Detection Methods for CVE-2026-23021
Indicators of Compromise
- Gradual increase in kernel memory usage (slab allocations) on systems with Pegasus USB network adapters
- Increasing count of URB-related memory objects in /proc/slabinfo
- System logs showing repeated usb_submit_urb failures from the pegasus driver
- Memory pressure warnings or OOM (Out of Memory) conditions on long-running systems
Detection Strategies
- Monitor kernel memory allocations using tools like slabtop or /proc/meminfo for unusual growth patterns
- Implement kernel tracing on USB subsystem calls to detect repeated URB submission failures
- Review dmesg output for Pegasus driver error messages indicating USB communication issues
- Use eBPF/BPF tracing to monitor the update_eth_regs_async() function for error returns
Monitoring Recommendations
- Configure system monitoring to alert on sustained kernel memory growth
- Set up log aggregation to capture and analyze Pegasus driver error messages
- Implement automated kernel memory usage thresholds for systems using affected USB network devices
- Deploy SentinelOne agents to monitor for anomalous system resource consumption patterns
How to Mitigate CVE-2026-23021
Immediate Actions Required
- Apply the kernel patches from the official Linux kernel stable branches
- If patching is not immediately possible, consider temporarily disabling or removing Pegasus USB network adapters from critical systems
- Monitor affected systems for memory exhaustion symptoms
- Plan maintenance windows for kernel updates on production systems
Patch Information
The Linux kernel development team has released patches to address this memory leak vulnerability.

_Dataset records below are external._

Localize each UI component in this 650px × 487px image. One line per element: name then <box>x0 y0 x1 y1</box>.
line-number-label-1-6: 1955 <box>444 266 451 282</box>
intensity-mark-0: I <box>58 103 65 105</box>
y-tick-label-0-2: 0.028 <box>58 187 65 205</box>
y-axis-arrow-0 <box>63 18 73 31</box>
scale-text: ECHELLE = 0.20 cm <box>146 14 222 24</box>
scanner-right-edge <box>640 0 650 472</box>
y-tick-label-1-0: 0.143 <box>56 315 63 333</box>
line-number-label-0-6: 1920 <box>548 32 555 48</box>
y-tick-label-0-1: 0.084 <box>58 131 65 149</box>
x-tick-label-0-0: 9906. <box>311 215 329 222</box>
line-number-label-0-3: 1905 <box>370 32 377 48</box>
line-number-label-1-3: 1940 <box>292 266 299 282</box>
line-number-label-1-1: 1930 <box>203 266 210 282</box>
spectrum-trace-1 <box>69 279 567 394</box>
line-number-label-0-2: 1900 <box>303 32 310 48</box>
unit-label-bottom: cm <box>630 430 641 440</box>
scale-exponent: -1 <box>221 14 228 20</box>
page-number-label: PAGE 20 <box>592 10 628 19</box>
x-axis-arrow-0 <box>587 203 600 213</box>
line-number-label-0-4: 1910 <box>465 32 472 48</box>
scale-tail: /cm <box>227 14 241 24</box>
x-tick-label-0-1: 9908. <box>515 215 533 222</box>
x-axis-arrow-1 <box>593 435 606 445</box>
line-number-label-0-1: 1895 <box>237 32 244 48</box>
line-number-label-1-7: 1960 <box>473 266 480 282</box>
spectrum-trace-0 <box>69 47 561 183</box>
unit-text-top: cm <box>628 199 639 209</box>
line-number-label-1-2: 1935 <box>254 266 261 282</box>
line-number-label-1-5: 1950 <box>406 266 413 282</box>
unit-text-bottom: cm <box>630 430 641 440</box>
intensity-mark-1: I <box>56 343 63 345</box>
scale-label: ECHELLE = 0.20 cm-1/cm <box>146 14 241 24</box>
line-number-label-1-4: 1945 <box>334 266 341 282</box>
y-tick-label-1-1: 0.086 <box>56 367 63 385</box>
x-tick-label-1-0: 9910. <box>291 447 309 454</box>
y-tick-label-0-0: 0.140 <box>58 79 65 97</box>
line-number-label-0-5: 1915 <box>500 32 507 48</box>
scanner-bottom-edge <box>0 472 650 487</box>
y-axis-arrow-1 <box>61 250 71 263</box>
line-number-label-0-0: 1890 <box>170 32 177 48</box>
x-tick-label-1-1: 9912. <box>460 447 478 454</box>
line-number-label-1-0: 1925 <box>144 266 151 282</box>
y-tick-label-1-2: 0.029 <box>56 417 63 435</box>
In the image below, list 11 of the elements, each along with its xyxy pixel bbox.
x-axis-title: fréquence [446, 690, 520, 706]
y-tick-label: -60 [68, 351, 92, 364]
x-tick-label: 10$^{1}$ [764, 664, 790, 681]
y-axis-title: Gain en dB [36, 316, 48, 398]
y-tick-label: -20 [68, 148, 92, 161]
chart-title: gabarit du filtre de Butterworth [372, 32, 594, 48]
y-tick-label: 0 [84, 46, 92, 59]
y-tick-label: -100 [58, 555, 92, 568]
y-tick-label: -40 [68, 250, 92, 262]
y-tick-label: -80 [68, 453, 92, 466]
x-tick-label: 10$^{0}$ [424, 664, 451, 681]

Multiple commits have been made to various kernel stable branches to ensure comprehensive coverage:
- Kernel Commit 471dfb97599e
- Kernel Commit 5397ea6d21c3
- Kernel Commit 93f18eaa1903
- Kernel Commit a40af9a2904a
- Kernel Commit ac5d92d2826d
- Kernel Commit afa27621a28a
- Kernel Commit ce6eef731aba
Organizations should update to kernel versions containing these patches through their distribution's package management system.
Workarounds
- Blacklist the pegasus kernel module if the USB network adapter is not required: add blacklist pegasus to /etc/modprobe.d/blacklist.conf
- Use alternative USB network adapters that utilize different kernel drivers
- Implement resource monitoring and automatic system restarts if memory thresholds are exceeded
- Physically remove Pegasus USB network adapters from affected systems until patches can be applied
# Configuration example
# Blacklist the pegasus module to prevent loading
echo "blacklist pegasus" | sudo tee /etc/modprobe.d/pegasus-blacklist.conf
# Unload the module if currently loaded
sudo modprobe -r pegasus
# Verify the module is not loaded
lsmod | grep pegasus
Disclaimer: This content was generated using AI. While we strive for accuracy, please verify critical information with official sources.